Why are Aspen Dying?
Special research issue on decline of aspen clones
If Utah’s quaking aspen appear to be quaking more than usual this summer, the trees have reason to tremble, says a Brigham Young University biologist. In dappled forests across the West, aspen trees are battling deadly killers from heat stroke to bud-nipping predators to tree “heart attacks.”
In a July special aspen tree issue of Forest Ecology and Management, BYU biology professor Sam St. Clair and colleagues from across the west report that they are seeing troubling declines in aspen populations in Utah, Arizona, and Colorado. The die-offs are seen most dramatically at lower elevations where drought and hotter temperatures are killing older trees.
“Aspen trees, because of their sensitivity to drought, experience what I call ‘plant heart attacks,’” says St. Clair, lead researcher on a multi-year study of aspen in Utah. “As you get hot dry conditions, taller aspen trees have to pull water up from the soil more strongly and it creates bubbles in the water and blocks the transport of water and nutrients up the tree. The tree will die from the top down.”
The biology of aspen is complex because thousands of trees in one stand are all one organism, genetically identical clones tied to a mother root system. If the clone dies, thousands of trees can be lost.
In Fishlake National Forest, where aspen clones have been a part of the Utah landscape for thousands of years, St. Clair says the branches of many low-elevation aspen trees were bare last year even before the chill of fall.

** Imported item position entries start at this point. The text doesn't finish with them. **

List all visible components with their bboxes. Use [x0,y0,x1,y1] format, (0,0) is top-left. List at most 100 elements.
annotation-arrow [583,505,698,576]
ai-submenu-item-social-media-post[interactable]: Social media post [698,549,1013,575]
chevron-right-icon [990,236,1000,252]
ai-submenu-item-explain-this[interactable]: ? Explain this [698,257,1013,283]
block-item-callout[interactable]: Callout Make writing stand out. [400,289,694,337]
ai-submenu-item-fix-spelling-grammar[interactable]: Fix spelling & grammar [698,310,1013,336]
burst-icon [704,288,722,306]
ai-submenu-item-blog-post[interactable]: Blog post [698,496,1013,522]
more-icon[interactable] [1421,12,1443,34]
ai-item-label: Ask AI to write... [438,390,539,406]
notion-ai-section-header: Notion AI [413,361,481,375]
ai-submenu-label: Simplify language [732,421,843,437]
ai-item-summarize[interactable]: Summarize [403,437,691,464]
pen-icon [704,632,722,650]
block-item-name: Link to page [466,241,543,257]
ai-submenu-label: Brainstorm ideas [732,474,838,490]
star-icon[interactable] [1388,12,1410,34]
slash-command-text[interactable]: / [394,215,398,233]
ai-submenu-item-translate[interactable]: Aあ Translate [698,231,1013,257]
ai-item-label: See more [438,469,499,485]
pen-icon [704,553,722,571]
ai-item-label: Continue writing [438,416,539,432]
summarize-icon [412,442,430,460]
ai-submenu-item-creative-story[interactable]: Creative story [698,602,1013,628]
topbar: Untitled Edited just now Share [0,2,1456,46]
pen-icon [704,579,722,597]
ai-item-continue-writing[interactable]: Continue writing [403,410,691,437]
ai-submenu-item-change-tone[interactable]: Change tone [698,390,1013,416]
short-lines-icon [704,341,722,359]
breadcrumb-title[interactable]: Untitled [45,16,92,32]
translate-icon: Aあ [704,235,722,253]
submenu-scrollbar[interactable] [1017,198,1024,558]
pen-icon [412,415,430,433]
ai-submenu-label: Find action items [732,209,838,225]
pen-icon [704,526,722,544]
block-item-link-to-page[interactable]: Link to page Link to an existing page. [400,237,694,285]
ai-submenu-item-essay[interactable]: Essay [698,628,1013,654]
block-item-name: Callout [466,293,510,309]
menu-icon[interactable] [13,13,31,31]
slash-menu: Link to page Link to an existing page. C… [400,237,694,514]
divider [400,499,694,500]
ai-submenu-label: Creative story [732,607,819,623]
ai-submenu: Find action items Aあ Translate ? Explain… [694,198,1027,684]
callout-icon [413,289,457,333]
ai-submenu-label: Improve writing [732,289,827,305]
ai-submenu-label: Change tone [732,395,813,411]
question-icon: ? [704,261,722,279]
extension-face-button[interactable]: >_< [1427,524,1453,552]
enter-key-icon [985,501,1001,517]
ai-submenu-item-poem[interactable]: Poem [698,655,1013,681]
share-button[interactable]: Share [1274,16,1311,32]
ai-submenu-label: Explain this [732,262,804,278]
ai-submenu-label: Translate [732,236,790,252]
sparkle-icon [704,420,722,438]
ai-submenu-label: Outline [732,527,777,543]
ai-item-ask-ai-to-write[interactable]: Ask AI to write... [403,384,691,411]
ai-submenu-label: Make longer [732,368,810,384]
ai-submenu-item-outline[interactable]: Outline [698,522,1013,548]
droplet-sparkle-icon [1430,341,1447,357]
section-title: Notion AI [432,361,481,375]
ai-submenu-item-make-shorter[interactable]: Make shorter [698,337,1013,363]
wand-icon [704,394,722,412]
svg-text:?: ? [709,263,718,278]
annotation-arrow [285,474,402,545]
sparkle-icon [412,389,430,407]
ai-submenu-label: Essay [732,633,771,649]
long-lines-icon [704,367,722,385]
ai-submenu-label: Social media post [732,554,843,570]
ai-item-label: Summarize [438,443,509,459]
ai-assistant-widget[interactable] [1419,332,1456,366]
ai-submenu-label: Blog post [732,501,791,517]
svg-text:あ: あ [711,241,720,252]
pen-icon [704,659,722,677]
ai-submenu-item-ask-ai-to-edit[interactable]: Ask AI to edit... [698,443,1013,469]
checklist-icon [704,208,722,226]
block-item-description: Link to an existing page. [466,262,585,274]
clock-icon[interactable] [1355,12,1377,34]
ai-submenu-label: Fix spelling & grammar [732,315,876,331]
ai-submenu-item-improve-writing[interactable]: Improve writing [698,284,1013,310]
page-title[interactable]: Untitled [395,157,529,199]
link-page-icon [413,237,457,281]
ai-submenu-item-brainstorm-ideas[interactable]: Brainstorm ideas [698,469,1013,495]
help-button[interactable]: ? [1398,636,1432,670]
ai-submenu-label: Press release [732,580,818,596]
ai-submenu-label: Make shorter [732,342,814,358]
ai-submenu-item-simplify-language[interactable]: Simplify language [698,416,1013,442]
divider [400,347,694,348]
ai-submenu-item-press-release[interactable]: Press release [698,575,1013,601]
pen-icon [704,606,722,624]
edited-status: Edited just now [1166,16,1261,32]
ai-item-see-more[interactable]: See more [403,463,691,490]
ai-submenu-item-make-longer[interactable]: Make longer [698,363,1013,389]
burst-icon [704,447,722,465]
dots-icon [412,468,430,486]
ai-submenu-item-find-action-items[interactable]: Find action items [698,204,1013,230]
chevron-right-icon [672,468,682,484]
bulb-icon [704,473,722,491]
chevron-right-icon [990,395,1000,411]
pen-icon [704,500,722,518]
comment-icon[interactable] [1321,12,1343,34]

Researchers from Utah State University have made similar observations at nearby 107-acre “Pando,” the largest documented genetic aspen clone.
Just as older aspen are dying from drought and hotter temperatures, younger trees are also dying, primarily from over-browsing by hungry deer, elk and livestock. Since aspen clones are all connected to a central root system, biologists worry that if there are no young trees to photosynthesize and to sustain the organism, it will eventually die.
“If drought occurs for long enough and is severe enough, it would even kill the younger aspen trees. Extended drought over long periods of time would in time affect the mother root system that supports the whole clone,” says St. Clair.
In the face of this trend, St. Clair and his BYU students are working with the Division of Wildlife Resources to study the effects of over-browsing, species facilitation, drought impact, recovery after fire, and other factors that may be killing trees. The research will be used to help establish land use guidelines throughout the western states.
“We’re studying the sustainability of forests especially aspen forests at lower elevations where we are susceptible to losing them. I want to understand how these systems work,” he says. “Aspen set the stage for all of the other organisms so aspen is at the foundation of everything that goes on here biologically.”
The filtered light of the aspen canopy creates a micro-ecosystem that nurtures plant and animal species. In addition to providing forage and shelter for wildlife, St. Clair says aspen also help human populations by accumulating more snowpack that increases water availability for human use. Aspen stands also help regenerate forests after fire.
Within the aspen canopy, St. Clair has shown how aspen facilitates other species. In one instance, conifer trees grow at the base of aspen but they outgrow the aspen and eventually kill the host tree. Nature has a way of restoring balance to the system; fire wipes out the less desirable conifers but the aspen root clones survives.
“These systems are fire dependent. Fire will come into the system and the aspen will regenerate and start this cycle over,” he says.
On Utah’s Monroe Mountain, an area charred last year by a June forest fire, hundreds of aspen suckers quickly emerged from the mother root system. BYU and the DWR have fenced off small plots to see if protecting the seedlings from browsers will help them survive. Although they can’t fence off every forest, St. Clair says solid research will help them to better understand what is killing aspen and how humans will be impacted if we lose these forests.
“It’s a keystone species. All of the things we care about in our lives tie back to these systems functioning in a certain way. I want to understand the connection between the loss of aspen forests and what that means to society as a whole.”
The Forest Ecology and Management special issue on aspen forests, which was edited by St. Clair and Utah State professor Paul Rogers, includes research from BYU, Utah State, the University of Colorado-Boulder, the University of Wisconsin, Oregon State University, and the U.S. Forest Service.